Seefeld warnt vor niedrigem Wasserstand in Seen und Bächen
In Seefeld (Landkreis Starnberg, Bayern) ist die Lage der Gewässer bedenklich. In den letzten Wochen hat es kaum geregnet, weshalb der Wörthsee und die Bäche, die in ihn fließen, nur noch sehr wenig Wasser führen. Zwar regnet es zwischendurch wieder etwas, aber das reicht nicht aus, um die Situation zu retten.
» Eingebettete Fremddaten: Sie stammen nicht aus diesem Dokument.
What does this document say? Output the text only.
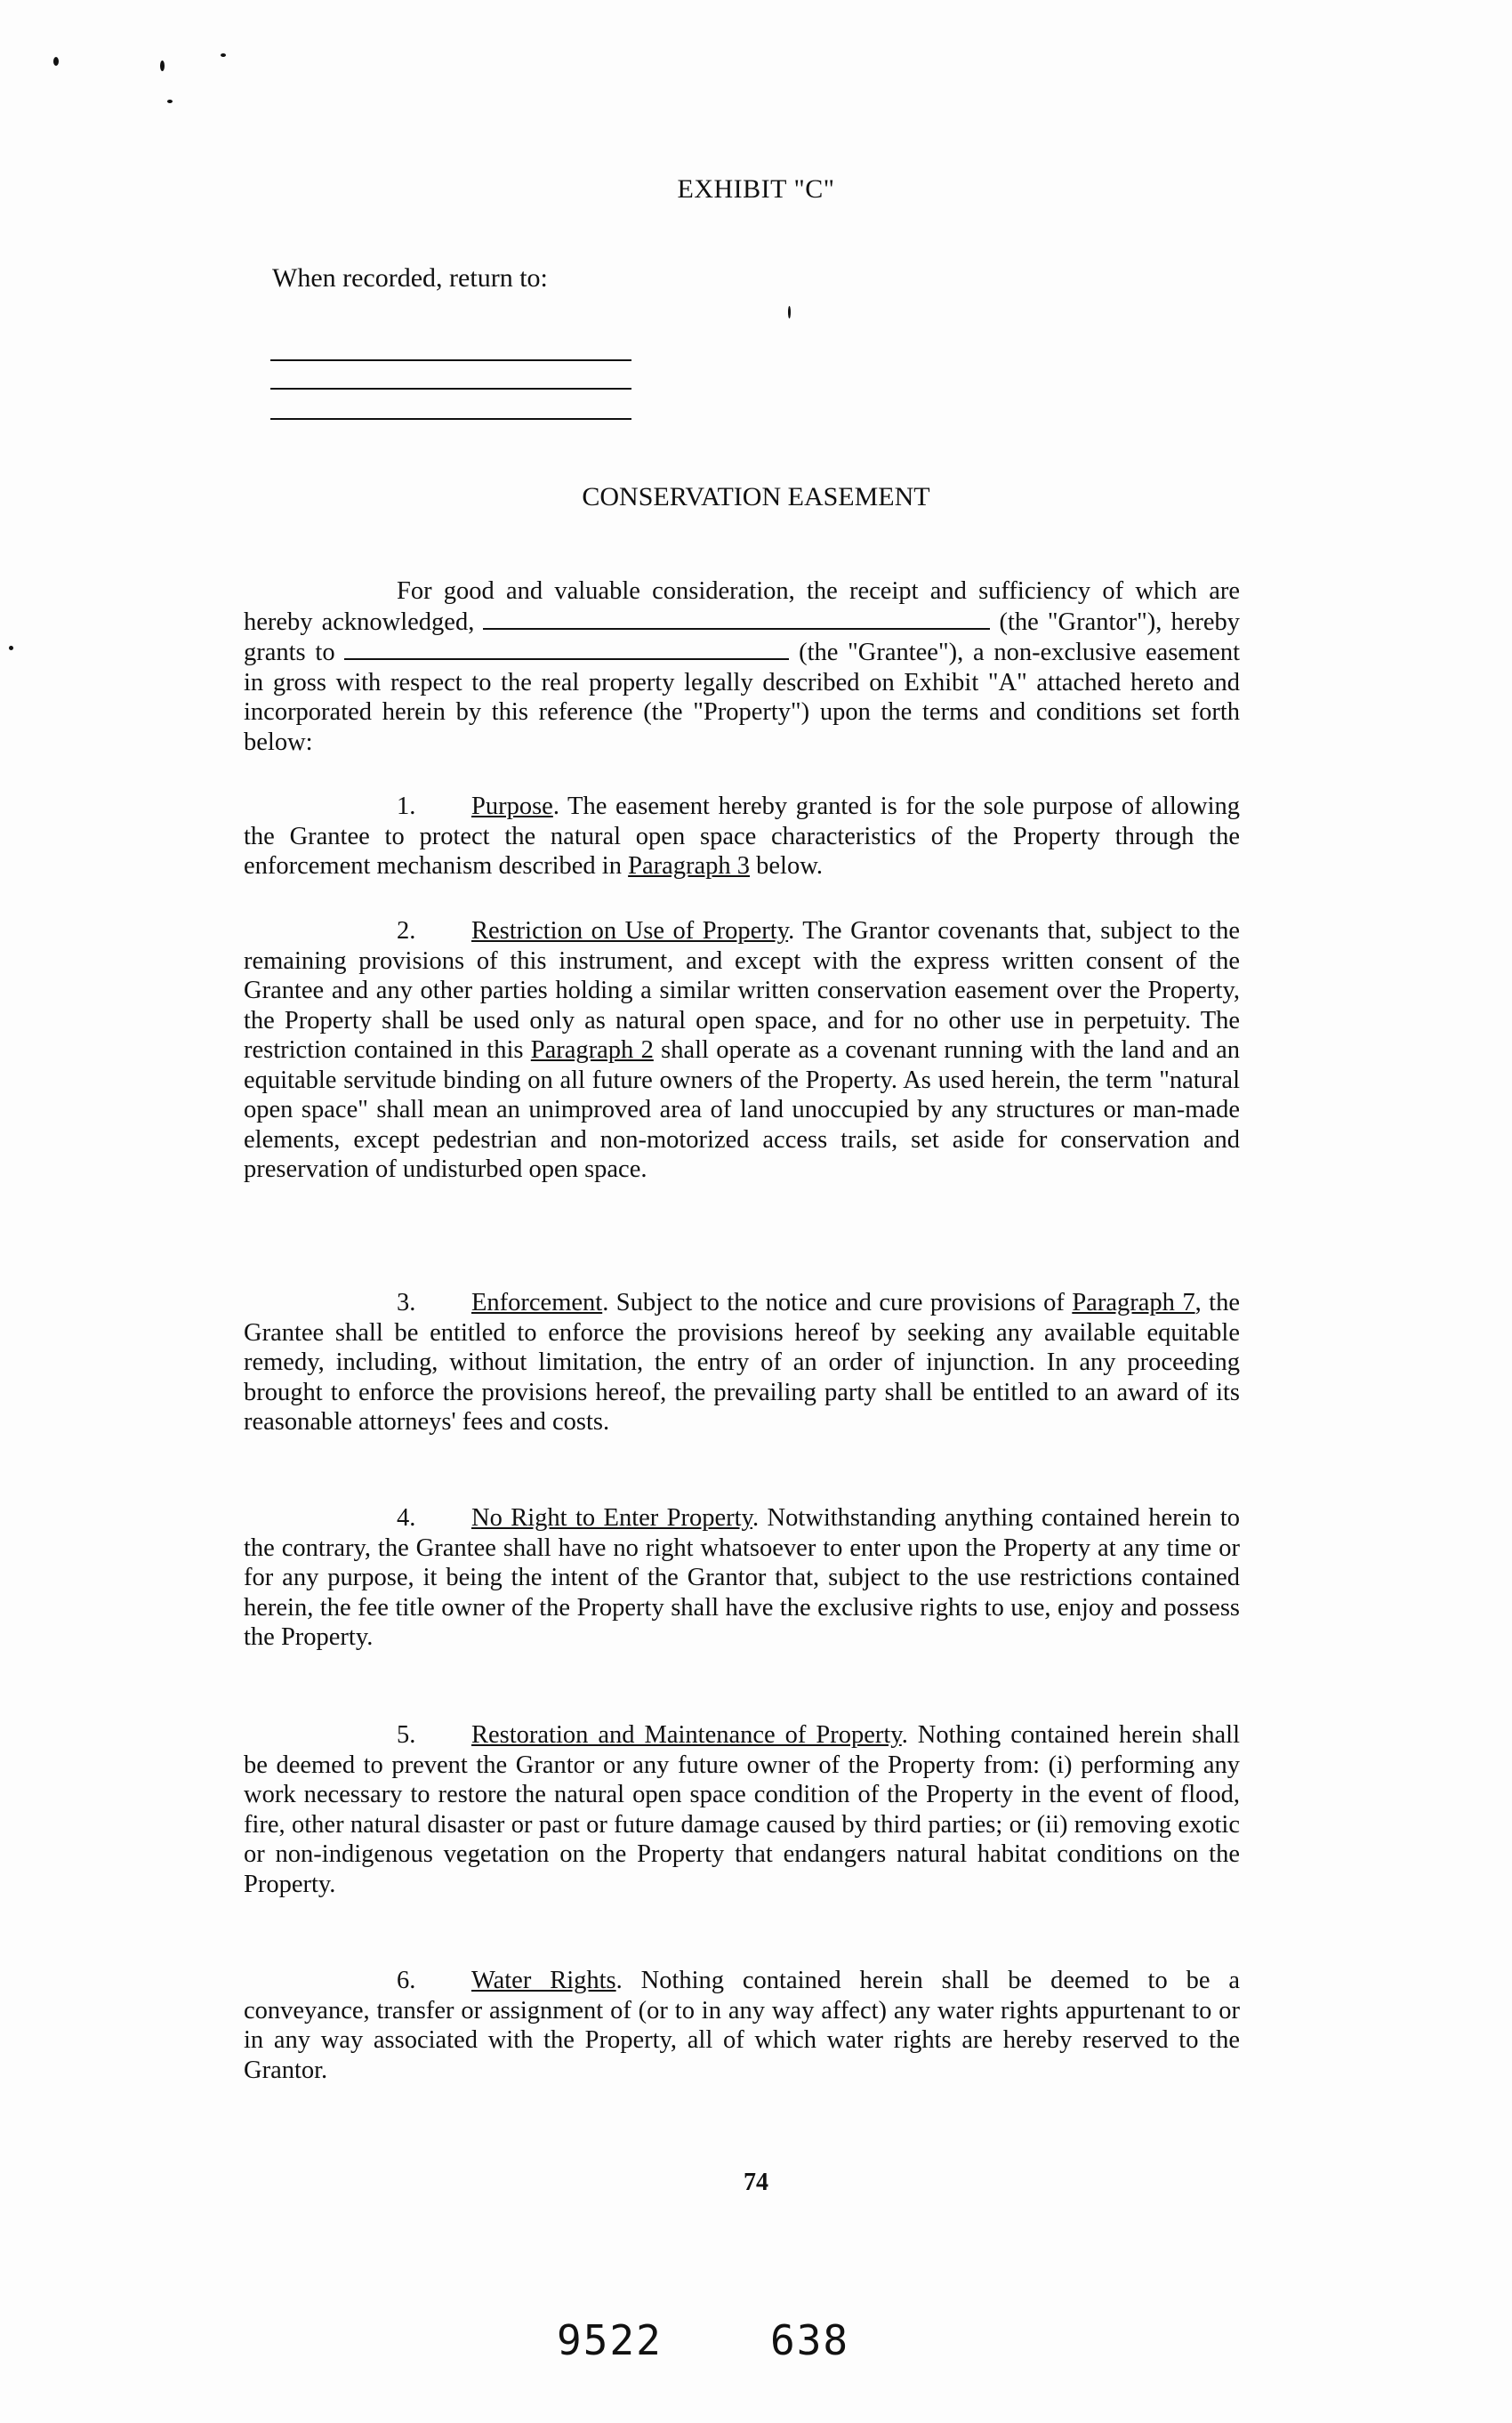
EXHIBIT "C"
When recorded, return to:
CONSERVATION EASEMENT
For good and valuable consideration, the receipt and sufficiency of which are hereby acknowledged,	(the "Grantor"), hereby grants to	(the "Grantee"), a non-exclusive easement in gross with respect to the real property legally described on Exhibit "A" attached hereto and incorporated herein by this reference (the "Property") upon the terms and conditions set forth below:
1. Purpose. The easement hereby granted is for the sole purpose of allowing the Grantee to protect the natural open space characteristics of the Property through the enforcement mechanism described in Paragraph 3 below.
2. Restriction on Use of Property. The Grantor covenants that, subject to the remaining provisions of this instrument, and except with the express written consent of the Grantee and any other parties holding a similar written conservation easement over the Property, the Property shall be used only as natural open space, and for no other use in perpetuity. The restriction contained in this Paragraph 2 shall operate as a covenant running with the land and an equitable servitude binding on all future owners of the Property. As used herein, the term "natural open space" shall mean an unimproved area of land unoccupied by any structures or man-made elements, except pedestrian and non-motorized access trails, set aside for conservation and preservation of undisturbed open space.
3. Enforcement. Subject to the notice and cure provisions of Paragraph 7, the Grantee shall be entitled to enforce the provisions hereof by seeking any available equitable remedy, including, without limitation, the entry of an order of injunction. In any proceeding brought to enforce the provisions hereof, the prevailing party shall be entitled to an award of its reasonable attorneys' fees and costs.
4. No Right to Enter Property. Notwithstanding anything contained herein to the contrary, the Grantee shall have no right whatsoever to enter upon the Property at any time or for any purpose, it being the intent of the Grantor that, subject to the use restrictions contained herein, the fee title owner of the Property shall have the exclusive rights to use, enjoy and possess the Property.
5. Restoration and Maintenance of Property. Nothing contained herein shall be deemed to prevent the Grantor or any future owner of the Property from: (i) performing any work necessary to restore the natural open space condition of the Property in the event of flood, fire, other natural disaster or past or future damage caused by third parties; or (ii) removing exotic or non-indigenous vegetation on the Property that endangers natural habitat conditions on the Property.
6. Water Rights. Nothing contained herein shall be deemed to be a conveyance, transfer or assignment of (or to in any way affect) any water rights appurtenant to or in any way associated with the Property, all of which water rights are hereby reserved to the Grantor.
74
9522	638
Besonders schlimm sieht es am Inninger Bach aus, der aus dem Wörthsee fließt. Dort sind einige Abschnitte bereits komplett ausgetrocknet. Das ist ein großes Problem für die Natur, vor allem für die streng geschützte Bachmuschel. Diese Muschel braucht dauerhaft Wasser und reagiert sehr empfindlich, wenn der Pegel sinkt. Außerdem fehlt das Wasser in den Bächen, damit es in den Boden sickern kann. Das führt dazu, dass auch das Grundwasser weiter absinkt.
Die Gemeinde Seefeld fordert die Bürger deshalb auf, verantwortungsvoll mit dem Wasser umzugehen. Es soll kein Wasser aus den Seen und Bächen entnommen werden, wozu ausdrücklich auch der Günteringerfeldbach und der Wörthsee gehören.
Zusätzlich gibt es Tipps für den Alltag: Im Garten soll der Wasserverbrauch gesenkt werden. Die Bewohner sollen darauf verzichten, ihre Pflanzen mit Trinkwasser zu gießen. Wer gerade ein Haus neu baut oder saniert, soll prüfen, ob eine Regenwasserzisterne eingebaut werden kann. So kann Regenwasser gespeichert und später für den Garten genutzt werden, um die Trinkwasserreserven zu schonen.